Porter’s songwriting has to be acknowledged. His uncanny ability to write lyrics from personal experience and his compositional ability to blend genres is something seldom seen in the current charts and makes for refreshing listening. This is particularly evident in songs such as in the incredibly honest and sad Hey Laura, as well as on the fascinating fusion of genres in Free.
After recently seeing the singer live in Gateshead, it would be a great injustice to the album not to comment upon Gregory Porter’s incredible vocal ability. The man has a brilliant range; his low notes are stunningly rich without compromising the velvety vocals in the rest of the melodies. An ability which is sadly not demonstrated on the album (though was displayed live recently in Gateshead) is Porter’s ability to scat sing. It is a skill that may be seen as a dying art form, one popularised to our generation by Nina Simone’s Feeling Good and Louis Prima’s I Wanna Be Like You.
The band he has put together is also worth noting. After seeing them live, there is definitely no denying their musicianship and improvisation ability. I have never heard a saxophone played the way Yosuke Sato plays it, and never knew a double bass solo could sound so good (this is featured in When Love Was King, a song inspired by his new baby son).

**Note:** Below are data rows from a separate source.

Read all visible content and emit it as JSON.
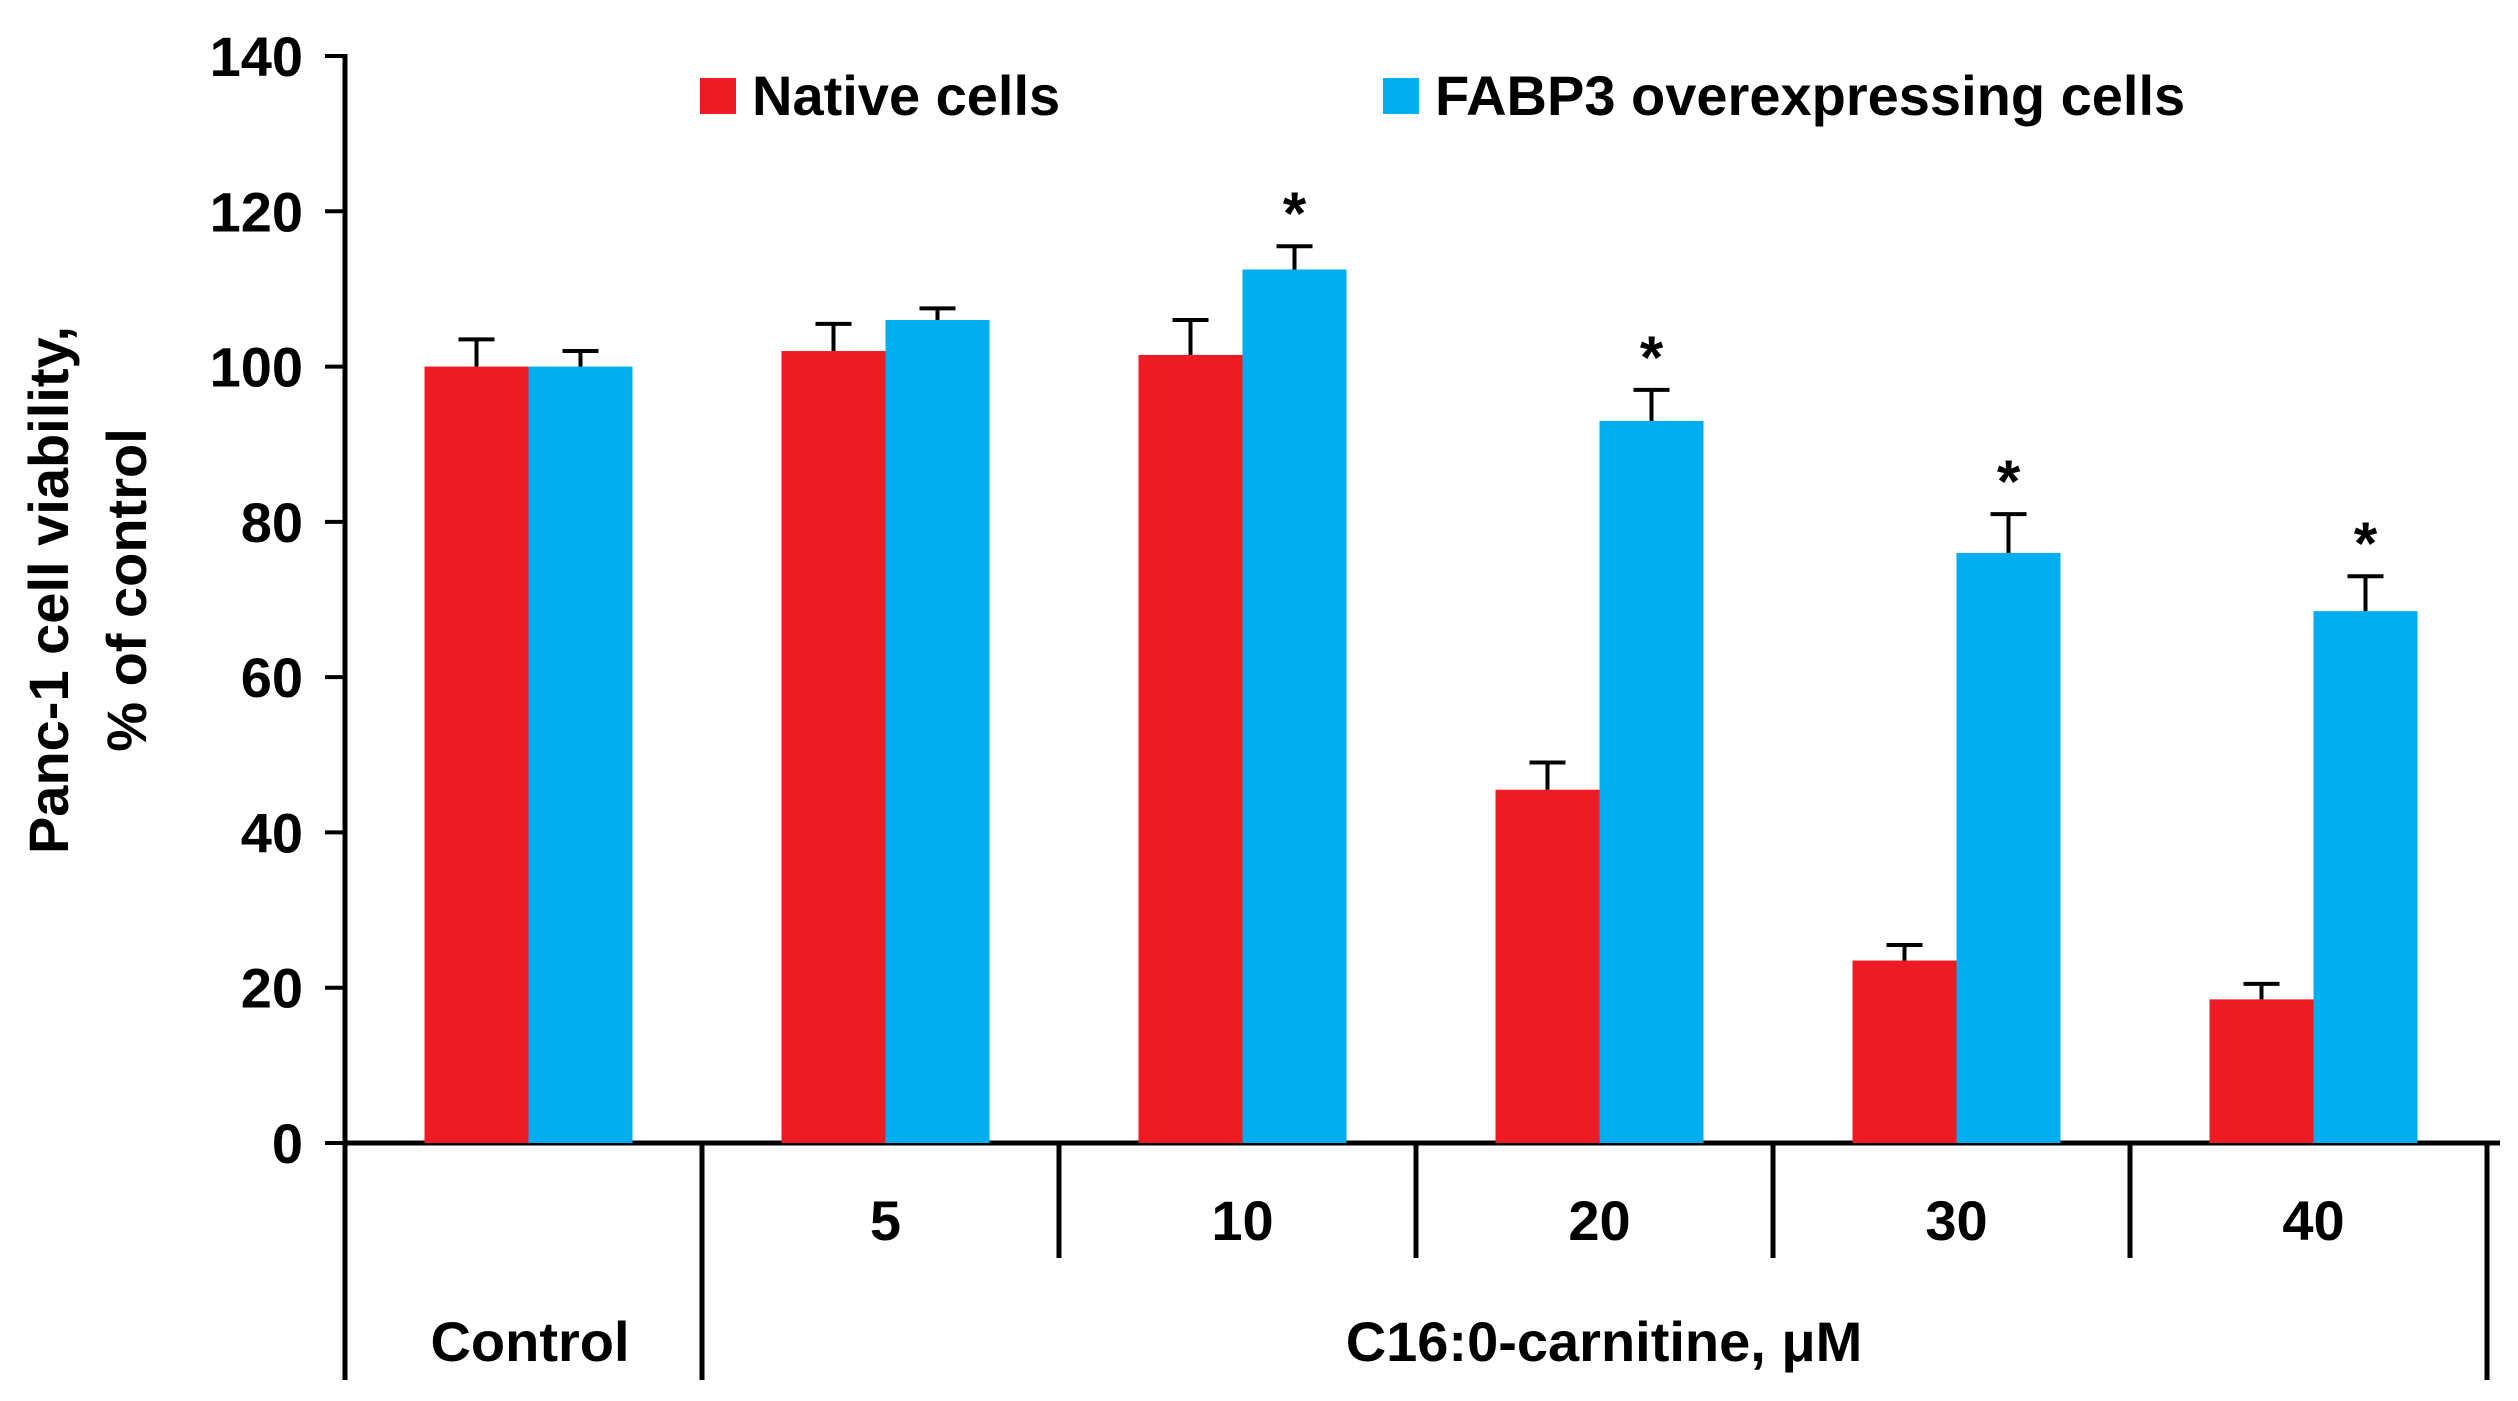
{
  "chart_data": {
    "type": "bar",
    "title": "",
    "ylabel_line1": "Panc-1 cell viability,",
    "ylabel_line2": "% of control",
    "xlabel": "C16:0-carnitine, μM",
    "control_label": "Control",
    "categories": [
      "Control",
      "5",
      "10",
      "20",
      "30",
      "40"
    ],
    "tick_labels": [
      "",
      "5",
      "10",
      "20",
      "30",
      "40"
    ],
    "ylim": [
      0,
      140
    ],
    "yticks": [
      0,
      20,
      40,
      60,
      80,
      100,
      120,
      140
    ],
    "legend_position": "top",
    "significance_marker": "*",
    "series": [
      {
        "name": "Native cells",
        "color": "#ed1c24",
        "values": [
          100,
          102,
          101.5,
          45.5,
          23.5,
          18.5
        ],
        "errors": [
          3.5,
          3.5,
          4.5,
          3.5,
          2.0,
          2.0
        ],
        "significant": [
          false,
          false,
          false,
          false,
          false,
          false
        ]
      },
      {
        "name": "FABP3 overexpressing cells",
        "color": "#00aeef",
        "values": [
          100,
          106,
          112.5,
          93,
          76,
          68.5
        ],
        "errors": [
          2.0,
          1.5,
          3.0,
          4.0,
          5.0,
          4.5
        ],
        "significant": [
          false,
          false,
          true,
          true,
          true,
          true
        ]
      }
    ]
  }
}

Musical Genocide is a particular personal highlight of the album. It discusses the fear of the death of his genre and how genres such as Blues, Gospel and Soul seem to be slowly losing popularity in comparison to other genres. It is a truly phenomenal track. One line in particular stands out to me: ‘I will not commit nor will I submit to/Musical Genocide’. If Gregory Porter continues to make albums like this, he may well give Jazz the boost in popularity it deserves.